In the eighteenth century, Lancaster was one of the most important ports in the country – a result of its role in the triangular slave trade, by which hundreds of ships sailed from Lancaster carrying manufactured goods to Africa. The city’s prosperity during this period is reflected in the architecture of St George’s Quay, including the Custom House – now home to Lancaster Maritime Museum.
The village of Sunderland Point, dramatically situated on a peninsula across a tidal marsh, was developed as a port in the early eighteenth century by the Quaker Robert Lawson. It is home to the grave of a slave who died there in 1736, known locally as ‘Sambo’s grave’ and is a reminder of Lancaster’s involvement in the slave trade.
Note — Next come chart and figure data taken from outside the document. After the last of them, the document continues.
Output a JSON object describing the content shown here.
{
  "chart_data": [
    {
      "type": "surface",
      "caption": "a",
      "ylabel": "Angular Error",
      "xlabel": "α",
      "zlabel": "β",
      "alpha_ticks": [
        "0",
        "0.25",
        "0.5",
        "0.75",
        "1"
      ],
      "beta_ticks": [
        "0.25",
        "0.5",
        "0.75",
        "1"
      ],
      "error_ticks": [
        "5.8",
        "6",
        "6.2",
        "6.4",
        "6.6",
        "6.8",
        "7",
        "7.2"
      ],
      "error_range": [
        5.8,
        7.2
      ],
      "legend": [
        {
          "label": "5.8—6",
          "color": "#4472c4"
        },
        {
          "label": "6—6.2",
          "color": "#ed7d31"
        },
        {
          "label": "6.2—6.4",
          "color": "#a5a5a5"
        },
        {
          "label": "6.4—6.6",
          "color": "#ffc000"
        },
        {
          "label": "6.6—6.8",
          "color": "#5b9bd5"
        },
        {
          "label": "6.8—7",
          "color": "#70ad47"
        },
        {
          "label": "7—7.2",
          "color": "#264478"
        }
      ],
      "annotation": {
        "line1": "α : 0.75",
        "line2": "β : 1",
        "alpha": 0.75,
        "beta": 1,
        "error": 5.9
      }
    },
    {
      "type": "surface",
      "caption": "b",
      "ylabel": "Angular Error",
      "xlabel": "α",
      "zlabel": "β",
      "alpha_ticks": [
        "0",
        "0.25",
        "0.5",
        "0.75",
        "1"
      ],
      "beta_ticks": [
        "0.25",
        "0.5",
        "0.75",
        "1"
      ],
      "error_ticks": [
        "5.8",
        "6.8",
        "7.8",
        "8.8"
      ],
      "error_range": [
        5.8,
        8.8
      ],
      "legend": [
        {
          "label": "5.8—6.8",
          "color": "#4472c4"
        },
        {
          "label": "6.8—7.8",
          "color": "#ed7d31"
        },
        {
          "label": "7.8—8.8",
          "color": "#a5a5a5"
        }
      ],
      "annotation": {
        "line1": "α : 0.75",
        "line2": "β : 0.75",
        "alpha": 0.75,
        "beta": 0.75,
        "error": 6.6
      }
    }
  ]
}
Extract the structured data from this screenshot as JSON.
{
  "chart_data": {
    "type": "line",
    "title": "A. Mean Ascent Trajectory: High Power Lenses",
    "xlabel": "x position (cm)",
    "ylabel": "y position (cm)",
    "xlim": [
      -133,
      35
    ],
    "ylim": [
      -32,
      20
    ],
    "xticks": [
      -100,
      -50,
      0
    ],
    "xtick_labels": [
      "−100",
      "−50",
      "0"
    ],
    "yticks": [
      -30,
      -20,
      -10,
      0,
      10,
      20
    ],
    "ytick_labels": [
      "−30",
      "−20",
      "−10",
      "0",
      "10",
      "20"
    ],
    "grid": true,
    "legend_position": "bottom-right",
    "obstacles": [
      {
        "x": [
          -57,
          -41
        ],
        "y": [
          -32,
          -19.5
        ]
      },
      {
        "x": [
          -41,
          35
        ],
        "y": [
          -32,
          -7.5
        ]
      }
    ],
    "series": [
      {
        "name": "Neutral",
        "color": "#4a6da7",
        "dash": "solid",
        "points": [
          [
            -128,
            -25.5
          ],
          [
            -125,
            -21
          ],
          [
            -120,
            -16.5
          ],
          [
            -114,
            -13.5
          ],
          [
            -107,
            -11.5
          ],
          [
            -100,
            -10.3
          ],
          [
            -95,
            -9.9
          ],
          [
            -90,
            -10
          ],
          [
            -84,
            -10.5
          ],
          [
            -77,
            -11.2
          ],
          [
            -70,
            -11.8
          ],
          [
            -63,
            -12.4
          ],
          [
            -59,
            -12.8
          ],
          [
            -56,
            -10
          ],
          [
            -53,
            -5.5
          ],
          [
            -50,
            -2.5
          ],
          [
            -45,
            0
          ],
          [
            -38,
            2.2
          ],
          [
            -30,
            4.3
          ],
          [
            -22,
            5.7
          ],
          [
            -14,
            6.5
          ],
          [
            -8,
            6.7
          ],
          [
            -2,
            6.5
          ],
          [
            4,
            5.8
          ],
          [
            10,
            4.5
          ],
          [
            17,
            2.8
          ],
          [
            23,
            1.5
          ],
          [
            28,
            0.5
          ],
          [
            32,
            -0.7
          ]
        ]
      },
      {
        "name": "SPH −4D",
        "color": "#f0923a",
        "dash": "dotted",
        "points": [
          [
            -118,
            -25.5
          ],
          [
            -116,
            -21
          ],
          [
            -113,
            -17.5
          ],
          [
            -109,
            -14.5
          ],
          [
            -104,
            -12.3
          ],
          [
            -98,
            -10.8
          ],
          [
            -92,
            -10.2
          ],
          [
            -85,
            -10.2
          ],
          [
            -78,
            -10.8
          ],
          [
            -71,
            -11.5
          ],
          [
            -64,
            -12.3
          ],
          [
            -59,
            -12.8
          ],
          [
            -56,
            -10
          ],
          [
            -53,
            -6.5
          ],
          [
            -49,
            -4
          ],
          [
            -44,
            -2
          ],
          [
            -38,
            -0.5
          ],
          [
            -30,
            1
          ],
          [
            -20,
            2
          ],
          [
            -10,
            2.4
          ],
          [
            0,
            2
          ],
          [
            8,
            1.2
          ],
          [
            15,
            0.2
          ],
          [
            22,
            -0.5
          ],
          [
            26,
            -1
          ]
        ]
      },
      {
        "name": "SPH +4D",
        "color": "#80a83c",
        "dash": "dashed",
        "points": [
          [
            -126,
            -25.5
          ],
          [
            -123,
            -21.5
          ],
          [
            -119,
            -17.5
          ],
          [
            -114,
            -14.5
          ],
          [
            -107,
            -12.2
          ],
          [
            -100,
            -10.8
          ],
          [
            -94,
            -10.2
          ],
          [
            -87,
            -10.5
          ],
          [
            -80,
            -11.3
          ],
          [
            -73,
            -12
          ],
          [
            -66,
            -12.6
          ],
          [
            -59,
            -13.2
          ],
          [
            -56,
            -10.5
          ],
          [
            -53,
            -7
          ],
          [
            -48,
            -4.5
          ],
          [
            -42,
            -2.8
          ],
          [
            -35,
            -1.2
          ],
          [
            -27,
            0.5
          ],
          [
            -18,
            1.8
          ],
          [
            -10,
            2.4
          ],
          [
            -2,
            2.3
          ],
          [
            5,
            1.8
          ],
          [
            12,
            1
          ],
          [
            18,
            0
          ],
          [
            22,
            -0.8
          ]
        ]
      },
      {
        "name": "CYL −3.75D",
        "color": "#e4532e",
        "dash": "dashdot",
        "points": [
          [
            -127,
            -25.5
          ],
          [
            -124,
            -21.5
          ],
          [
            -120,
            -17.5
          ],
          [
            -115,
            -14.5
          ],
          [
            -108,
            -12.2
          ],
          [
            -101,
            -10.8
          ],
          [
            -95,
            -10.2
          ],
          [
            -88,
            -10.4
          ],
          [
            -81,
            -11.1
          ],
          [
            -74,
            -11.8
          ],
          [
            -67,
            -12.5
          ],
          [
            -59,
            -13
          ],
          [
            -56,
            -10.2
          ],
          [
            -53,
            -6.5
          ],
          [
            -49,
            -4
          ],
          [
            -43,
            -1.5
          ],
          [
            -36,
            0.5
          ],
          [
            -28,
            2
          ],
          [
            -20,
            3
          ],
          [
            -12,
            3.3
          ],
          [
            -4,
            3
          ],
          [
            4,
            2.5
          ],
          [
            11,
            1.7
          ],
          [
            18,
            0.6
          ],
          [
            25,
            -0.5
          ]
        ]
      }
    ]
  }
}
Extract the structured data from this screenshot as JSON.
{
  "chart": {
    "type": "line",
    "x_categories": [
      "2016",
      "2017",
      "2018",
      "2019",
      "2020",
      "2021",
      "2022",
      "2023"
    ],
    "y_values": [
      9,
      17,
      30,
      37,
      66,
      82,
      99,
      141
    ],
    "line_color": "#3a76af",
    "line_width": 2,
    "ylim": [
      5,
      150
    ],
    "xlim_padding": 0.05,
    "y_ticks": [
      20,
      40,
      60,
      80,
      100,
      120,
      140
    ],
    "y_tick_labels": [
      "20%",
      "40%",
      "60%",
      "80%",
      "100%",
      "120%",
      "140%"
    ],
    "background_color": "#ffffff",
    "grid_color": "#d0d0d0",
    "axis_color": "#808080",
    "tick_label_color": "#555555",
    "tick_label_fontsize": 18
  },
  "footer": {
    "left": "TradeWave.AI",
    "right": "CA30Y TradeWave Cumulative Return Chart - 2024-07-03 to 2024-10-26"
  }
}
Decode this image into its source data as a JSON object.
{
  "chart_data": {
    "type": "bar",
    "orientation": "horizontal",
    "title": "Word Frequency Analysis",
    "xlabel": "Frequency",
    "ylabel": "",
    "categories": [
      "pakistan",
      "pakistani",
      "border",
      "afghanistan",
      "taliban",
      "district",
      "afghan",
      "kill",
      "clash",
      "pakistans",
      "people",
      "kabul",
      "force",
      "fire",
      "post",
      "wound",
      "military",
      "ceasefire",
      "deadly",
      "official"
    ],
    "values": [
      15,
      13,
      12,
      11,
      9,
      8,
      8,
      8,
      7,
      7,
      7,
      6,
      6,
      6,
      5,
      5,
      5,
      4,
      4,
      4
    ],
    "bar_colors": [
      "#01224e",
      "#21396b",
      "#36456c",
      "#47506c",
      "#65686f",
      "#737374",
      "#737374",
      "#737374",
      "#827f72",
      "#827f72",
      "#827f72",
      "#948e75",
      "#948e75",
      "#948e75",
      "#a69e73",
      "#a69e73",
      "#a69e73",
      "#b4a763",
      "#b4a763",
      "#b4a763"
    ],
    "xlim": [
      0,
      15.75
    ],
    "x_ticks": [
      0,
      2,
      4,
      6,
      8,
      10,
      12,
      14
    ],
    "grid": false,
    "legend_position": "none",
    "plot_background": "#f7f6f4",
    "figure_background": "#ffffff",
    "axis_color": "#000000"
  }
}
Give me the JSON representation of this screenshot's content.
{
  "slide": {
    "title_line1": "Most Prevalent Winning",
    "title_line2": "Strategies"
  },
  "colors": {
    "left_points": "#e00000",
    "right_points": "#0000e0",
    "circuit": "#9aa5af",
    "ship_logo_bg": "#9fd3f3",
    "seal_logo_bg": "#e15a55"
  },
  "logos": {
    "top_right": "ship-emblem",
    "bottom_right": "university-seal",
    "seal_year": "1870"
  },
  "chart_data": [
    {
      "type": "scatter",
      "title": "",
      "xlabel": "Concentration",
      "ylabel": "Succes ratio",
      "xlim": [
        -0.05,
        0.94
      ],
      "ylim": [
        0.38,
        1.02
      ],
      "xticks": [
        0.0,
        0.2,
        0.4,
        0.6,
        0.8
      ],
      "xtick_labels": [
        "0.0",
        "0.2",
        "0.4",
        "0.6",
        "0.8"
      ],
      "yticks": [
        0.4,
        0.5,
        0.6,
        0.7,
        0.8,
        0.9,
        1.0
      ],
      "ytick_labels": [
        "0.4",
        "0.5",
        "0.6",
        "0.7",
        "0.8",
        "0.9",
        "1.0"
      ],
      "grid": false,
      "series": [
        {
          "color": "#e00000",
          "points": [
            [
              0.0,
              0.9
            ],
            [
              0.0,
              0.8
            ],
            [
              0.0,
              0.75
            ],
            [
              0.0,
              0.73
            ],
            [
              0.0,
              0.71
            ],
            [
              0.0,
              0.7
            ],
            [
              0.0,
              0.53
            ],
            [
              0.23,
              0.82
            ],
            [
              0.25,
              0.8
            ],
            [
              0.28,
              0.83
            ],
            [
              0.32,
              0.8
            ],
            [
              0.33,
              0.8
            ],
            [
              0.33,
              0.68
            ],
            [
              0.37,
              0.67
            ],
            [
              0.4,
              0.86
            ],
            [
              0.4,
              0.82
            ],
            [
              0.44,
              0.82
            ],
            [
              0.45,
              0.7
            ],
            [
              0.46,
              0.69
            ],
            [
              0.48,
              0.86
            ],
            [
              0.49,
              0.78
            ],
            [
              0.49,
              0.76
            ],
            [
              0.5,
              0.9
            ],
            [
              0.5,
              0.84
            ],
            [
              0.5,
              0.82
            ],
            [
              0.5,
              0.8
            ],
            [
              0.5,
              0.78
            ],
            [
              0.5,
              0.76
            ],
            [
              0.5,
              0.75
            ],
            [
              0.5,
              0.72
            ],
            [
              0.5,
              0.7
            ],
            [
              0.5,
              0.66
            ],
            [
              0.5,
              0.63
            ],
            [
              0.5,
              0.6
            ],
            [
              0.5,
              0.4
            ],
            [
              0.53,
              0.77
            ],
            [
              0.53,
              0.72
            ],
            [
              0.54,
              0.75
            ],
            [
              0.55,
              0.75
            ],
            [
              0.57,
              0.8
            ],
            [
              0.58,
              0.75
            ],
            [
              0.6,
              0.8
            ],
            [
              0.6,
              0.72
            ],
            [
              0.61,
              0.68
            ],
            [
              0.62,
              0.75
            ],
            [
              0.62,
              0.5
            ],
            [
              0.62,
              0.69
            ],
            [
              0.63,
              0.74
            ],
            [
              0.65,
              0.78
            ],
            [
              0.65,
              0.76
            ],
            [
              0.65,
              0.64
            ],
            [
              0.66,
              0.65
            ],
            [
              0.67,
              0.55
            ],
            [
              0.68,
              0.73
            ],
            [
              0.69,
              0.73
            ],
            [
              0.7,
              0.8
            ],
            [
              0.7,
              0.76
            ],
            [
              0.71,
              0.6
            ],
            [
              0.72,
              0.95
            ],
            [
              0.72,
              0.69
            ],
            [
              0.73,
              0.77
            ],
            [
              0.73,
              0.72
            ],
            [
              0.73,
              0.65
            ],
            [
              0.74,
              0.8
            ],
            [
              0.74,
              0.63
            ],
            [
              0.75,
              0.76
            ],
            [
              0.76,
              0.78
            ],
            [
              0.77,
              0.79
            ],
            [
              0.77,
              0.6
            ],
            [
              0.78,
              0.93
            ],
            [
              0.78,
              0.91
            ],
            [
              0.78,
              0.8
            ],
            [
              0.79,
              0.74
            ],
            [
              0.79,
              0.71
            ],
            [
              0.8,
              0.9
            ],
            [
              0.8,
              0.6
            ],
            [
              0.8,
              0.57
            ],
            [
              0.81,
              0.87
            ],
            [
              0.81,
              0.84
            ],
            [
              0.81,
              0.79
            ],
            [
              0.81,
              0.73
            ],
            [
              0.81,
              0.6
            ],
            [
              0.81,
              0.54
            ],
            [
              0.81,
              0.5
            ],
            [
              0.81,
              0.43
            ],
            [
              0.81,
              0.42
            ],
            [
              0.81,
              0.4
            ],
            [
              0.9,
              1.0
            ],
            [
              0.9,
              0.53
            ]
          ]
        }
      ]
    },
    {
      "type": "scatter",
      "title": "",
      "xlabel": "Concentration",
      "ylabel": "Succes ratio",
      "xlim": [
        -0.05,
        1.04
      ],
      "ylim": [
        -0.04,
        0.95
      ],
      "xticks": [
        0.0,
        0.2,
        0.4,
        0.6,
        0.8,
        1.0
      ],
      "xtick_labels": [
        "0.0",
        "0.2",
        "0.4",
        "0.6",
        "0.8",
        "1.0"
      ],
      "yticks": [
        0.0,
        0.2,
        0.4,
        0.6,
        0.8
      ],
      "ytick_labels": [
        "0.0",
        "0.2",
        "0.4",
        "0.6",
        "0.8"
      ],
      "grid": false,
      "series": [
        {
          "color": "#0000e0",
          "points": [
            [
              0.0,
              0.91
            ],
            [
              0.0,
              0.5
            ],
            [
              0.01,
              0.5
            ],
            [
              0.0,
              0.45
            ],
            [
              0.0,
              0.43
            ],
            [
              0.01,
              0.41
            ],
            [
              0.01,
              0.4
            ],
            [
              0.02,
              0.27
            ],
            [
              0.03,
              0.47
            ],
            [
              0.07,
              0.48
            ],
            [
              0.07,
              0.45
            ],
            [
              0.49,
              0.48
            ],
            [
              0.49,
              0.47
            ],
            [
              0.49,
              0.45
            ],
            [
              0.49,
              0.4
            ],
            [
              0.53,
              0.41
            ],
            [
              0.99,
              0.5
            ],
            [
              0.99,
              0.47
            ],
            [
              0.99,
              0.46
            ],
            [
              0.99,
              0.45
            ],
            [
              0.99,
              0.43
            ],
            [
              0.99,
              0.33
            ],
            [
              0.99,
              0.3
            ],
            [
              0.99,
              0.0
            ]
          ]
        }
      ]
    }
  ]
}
Over 200 metres long, the Lune Aqueduct carries Lancaster’s canal over the river Lune. It was completed in 1797, and depicted by JMW Turner in his ‘Lancaster, from the Aqueduct Bridge’ of 1825. The site is an important landmark of Lancaster’s Georgian history, reflecting the city’s economic fortunes during the period when its time as a maritime centre was on the wane.
Lancaster Cathedral was built as a parish church in the 1850s to serve the Catholic community of Lancaster, which flourished in the wake of changes to the law in 1791 that gave Catholics the right to practise their religion. A spectacular example of neo-Gothic architecture, it was elevated to cathedral status in 1924, with the creation of the Diocese of Lancaster.
Lancashire was at the heart of the Industrial Revolution, its tradition of spinning and weaving and natural resources establishing it as a world centre for the production of cloth. Today, you can visit the Queen Street Mill Textile Museum, the steam-powered weaving mill built in the 1890s, as well as the Helmshore Mills Textile Museum.
John Ruskin (1819-1900) was a leading social thinker, environmentalist, artist, philanthropist, botanist and architectural historian, and lived at Coniston in the Lake District in the latter part of his life. The Whitehouse Collection, including books, manuscripts and artworks relating to Ruskin, can be visited at The Ruskin at Lancaster University, and you can also visit Brantwood, his home in Coniston.
The Rivington Terraced Gardens were built by the businessman and philanthropist William Hesketh Lever, Lord Leverhulme of Lever Brothers, between 1905 and 1925. Inspired by the gardens of Japan and Italy, they lie on forty-five acres of hillside below Rivington Pike.
The Midland Hotel, built in the 1930s, is a landmark of the Art Deco movement, designed by architect Oliver Hill and incorporating sculptures by Eric Gill. Standing on the coast at Morecombe, it provides spectacular views across the bay, and was visited by Coco Chanel, Noel Coward and Laurence Olivier. It has recently benefited from a complete restoration.
In 2001, the Fairtrade foundation awarded the town of Garstang, between Lancaster and Preston, the status of Fairtrade Town, making it the first town in the world to receive the designation – a result of years of campaigning by the local Oxfam group. The town remains at the forefront of the global Fair Trade movement.